Der Frequenzgang ist der Bereich der Audiofrequenzen (in Hz), den ein Kopfhörer oder Lautsprecher wiedergeben kann, typischerweise als Bereich von tief bis hoch angegeben, etwa 20 Hz – 20 kHz mit einer Toleranz.
Der Frequenzgang beschreibt, welche Audiofrequenzen ein Kopfhörer (oder Lautsprecher) erzeugen kann. Frequenzen werden in Hertz (Hz) gemessen; das menschliche Gehör reicht etwa von 20 Hz (Infraschall, eher gefühlt als gehört) bis 20 kHz (Ultraschall, hochfrequente Details). Der Frequenzgang eines Kopfhörers wird typischerweise als „20 Hz – 20 kHz ±3 dB“ angegeben — er gibt alle Frequenzen in diesem Bereich mit einer Abweichung von 3 Dezibel wieder. Größerer Bereich und flacherer Verlauf = naturgetreuere Wiedergabe.

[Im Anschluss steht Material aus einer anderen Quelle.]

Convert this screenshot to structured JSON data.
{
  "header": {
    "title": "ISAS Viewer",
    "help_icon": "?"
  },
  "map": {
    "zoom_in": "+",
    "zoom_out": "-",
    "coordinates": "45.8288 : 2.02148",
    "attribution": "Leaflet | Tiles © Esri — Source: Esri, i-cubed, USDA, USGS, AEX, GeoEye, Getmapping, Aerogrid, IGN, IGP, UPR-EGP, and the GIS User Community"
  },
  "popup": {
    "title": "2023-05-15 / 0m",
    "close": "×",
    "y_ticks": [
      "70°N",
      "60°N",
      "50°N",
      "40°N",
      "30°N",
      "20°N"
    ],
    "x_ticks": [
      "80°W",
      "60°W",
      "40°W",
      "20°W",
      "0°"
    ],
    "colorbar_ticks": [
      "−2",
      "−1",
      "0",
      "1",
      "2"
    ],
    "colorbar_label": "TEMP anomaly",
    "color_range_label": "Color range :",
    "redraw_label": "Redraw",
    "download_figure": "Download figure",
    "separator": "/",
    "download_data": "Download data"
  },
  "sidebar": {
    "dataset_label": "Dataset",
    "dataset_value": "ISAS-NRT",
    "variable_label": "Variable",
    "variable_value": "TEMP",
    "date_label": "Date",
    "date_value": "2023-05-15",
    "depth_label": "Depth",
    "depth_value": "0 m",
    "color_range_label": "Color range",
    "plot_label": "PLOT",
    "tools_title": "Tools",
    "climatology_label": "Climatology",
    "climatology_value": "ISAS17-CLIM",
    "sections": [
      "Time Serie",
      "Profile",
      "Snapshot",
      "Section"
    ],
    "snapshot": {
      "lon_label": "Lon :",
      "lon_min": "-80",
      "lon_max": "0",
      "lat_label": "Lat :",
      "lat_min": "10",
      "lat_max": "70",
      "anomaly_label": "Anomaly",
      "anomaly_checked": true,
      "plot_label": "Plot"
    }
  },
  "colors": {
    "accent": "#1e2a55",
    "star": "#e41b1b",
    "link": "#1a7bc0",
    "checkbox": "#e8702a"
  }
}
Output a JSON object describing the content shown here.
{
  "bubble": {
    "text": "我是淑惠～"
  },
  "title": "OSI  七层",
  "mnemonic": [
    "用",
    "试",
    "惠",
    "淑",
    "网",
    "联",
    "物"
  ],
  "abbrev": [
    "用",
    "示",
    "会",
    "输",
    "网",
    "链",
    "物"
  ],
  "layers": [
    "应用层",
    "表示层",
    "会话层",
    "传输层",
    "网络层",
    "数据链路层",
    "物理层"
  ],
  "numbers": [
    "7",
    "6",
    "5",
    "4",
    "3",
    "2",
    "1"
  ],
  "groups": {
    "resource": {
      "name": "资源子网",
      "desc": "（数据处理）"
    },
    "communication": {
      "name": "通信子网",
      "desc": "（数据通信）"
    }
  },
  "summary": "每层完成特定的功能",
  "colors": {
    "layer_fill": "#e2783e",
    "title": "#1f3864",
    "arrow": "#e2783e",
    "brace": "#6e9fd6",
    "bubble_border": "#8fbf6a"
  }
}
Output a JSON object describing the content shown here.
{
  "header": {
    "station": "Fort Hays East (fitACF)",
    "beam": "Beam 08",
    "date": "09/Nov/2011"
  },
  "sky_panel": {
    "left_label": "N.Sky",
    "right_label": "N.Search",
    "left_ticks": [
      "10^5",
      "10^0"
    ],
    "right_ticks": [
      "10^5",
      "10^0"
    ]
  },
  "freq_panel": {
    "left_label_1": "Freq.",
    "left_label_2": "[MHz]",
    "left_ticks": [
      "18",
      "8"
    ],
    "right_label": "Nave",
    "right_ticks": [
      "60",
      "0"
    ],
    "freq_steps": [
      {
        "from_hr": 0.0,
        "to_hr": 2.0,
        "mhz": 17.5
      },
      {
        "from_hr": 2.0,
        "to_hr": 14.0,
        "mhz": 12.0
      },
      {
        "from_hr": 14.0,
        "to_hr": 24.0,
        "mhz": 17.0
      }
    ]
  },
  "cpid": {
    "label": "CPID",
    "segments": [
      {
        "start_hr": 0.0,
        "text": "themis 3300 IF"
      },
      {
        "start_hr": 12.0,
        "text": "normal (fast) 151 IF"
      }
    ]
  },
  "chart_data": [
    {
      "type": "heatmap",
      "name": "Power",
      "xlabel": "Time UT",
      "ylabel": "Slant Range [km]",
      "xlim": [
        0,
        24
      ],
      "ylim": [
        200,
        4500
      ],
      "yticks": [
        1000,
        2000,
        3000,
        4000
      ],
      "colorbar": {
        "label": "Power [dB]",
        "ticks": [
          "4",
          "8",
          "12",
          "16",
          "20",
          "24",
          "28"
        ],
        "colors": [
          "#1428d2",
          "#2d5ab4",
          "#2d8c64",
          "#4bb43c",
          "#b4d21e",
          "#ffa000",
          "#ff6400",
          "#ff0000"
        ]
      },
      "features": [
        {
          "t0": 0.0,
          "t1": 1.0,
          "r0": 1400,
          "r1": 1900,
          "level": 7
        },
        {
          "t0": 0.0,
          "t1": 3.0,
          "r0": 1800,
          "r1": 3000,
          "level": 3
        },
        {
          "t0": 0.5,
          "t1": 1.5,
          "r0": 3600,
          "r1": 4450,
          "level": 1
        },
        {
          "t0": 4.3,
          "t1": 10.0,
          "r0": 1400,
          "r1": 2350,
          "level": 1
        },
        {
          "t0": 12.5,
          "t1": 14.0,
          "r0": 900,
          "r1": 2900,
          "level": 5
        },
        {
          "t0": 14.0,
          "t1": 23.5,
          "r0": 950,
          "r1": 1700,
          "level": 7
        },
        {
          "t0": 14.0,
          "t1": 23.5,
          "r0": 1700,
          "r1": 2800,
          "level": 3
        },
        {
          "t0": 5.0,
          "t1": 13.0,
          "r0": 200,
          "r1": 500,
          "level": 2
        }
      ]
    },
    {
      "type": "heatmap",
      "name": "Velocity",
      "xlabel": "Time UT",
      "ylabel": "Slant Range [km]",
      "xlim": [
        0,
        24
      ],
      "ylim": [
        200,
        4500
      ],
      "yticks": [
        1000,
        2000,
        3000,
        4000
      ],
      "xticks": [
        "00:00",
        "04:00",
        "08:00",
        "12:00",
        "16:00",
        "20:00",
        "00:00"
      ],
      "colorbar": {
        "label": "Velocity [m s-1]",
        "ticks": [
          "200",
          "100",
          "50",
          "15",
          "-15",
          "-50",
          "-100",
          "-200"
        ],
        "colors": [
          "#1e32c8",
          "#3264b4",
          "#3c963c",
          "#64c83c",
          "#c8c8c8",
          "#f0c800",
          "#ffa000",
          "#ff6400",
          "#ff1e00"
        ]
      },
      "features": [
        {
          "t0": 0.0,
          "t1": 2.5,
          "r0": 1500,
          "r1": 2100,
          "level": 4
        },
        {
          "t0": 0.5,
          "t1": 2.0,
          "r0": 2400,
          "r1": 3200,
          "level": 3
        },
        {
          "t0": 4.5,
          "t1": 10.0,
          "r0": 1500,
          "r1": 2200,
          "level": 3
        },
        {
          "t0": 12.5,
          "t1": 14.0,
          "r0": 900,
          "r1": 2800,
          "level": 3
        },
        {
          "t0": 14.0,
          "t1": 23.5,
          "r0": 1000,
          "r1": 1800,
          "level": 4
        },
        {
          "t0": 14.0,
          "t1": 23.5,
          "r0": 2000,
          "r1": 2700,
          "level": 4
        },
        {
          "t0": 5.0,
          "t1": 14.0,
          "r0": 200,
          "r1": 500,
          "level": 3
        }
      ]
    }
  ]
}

**Wie der Frequenzgang den Klang technisch beeinflusst:** Das Audiospektrum gliedert sich in: Bass (20–250 Hz, Kicks und tiefes Grollen), Mitten (250 Hz–4 kHz, Stimmen und die meisten Instrumente), Präsenz (4–8 kHz, Klarheit und „Luft“) und Höhen (8–20 kHz, Zischlaute und Details). Membran und Akustikkammer eines Kopfhörers resonieren bei bestimmten Frequenzen und heben oder senken sie. Ein flacher Verlauf (±1–2 dB) gibt das Quellmaterial treu wieder — entscheidend fürs Mischen/Mastern. Ein V-förmiger Verlauf (angehobener Bass und Höhen, abgesenkte Mitten) klingt „aufregend“, verdeckt aber die Stimmklarheit — üblich bei Consumer-Earbuds. Der angegebene Bereich ist ohne Toleranz weitgehend bedeutungslos.
**Warum der Frequenzgang für Käufer wichtig ist:** Tontechniker und Audiophile priorisieren einen flachen Verlauf für Genauigkeit. Musikhörer bevorzugen oft V-förmig zur Unterhaltung — klingt „spaßiger“, aber weniger authentisch. Bass-sensitive Genres (EDM, Hip-Hop, Pop) profitieren von Bassanhebung; stimmzentrierte Genres (Jazz, Klassik, Podcast) bevorzugen flache Mitten und klare Höhen. Hochfrequenter Hörverlust ist mit dem Alter üblich; ältere Hörer hören oft weniger über 12 kHz, sodass eine Höhenanhebung überflüssig wird.
**Worauf Sie achten sollten / häufige Fallstricke:** - Frequenzbereich ohne Toleranz ist Marketing-Geschwätz: „20–20 kHz ±10 dB“ ist nutzlos - Suchen Sie nach einem Frequenzgang-Diagramm (RTINGS, Crinacle, AudioScienceReview) statt nur dem Bereich - Basserweiterung bis 20 Hz klingt beeindruckend, ist in typischer Musik aber unhörbar; 50 Hz sind die praktische Basis - Zischeln auf „s“-Lauten deutet oft auf einen 4–8-kHz-Peak hin; verbreitet bei billigen Kopfhörern - Isolierung beeinflusst den wahrgenommenen Frequenzgang: schlechte Ohrmuschel-Abdichtung verschiebt die Balance zu den Mitten
Praxis 2026: Flacher Verlauf fürs Studio = Sennheiser HD 600, Sony MDR-7506. V-förmiger Consumer-Klang = Beats Solo Pro, JBL Flip 6. Bassbetont = Bose SoundLink, Sony Extra Bass. Audiophil neutral = Audeze LCD-2, HiFiMAN Edition XS. Gaming = SteelSeries Arctis Nova (Präsenz-Peak für Schritte, Richtungshinweise).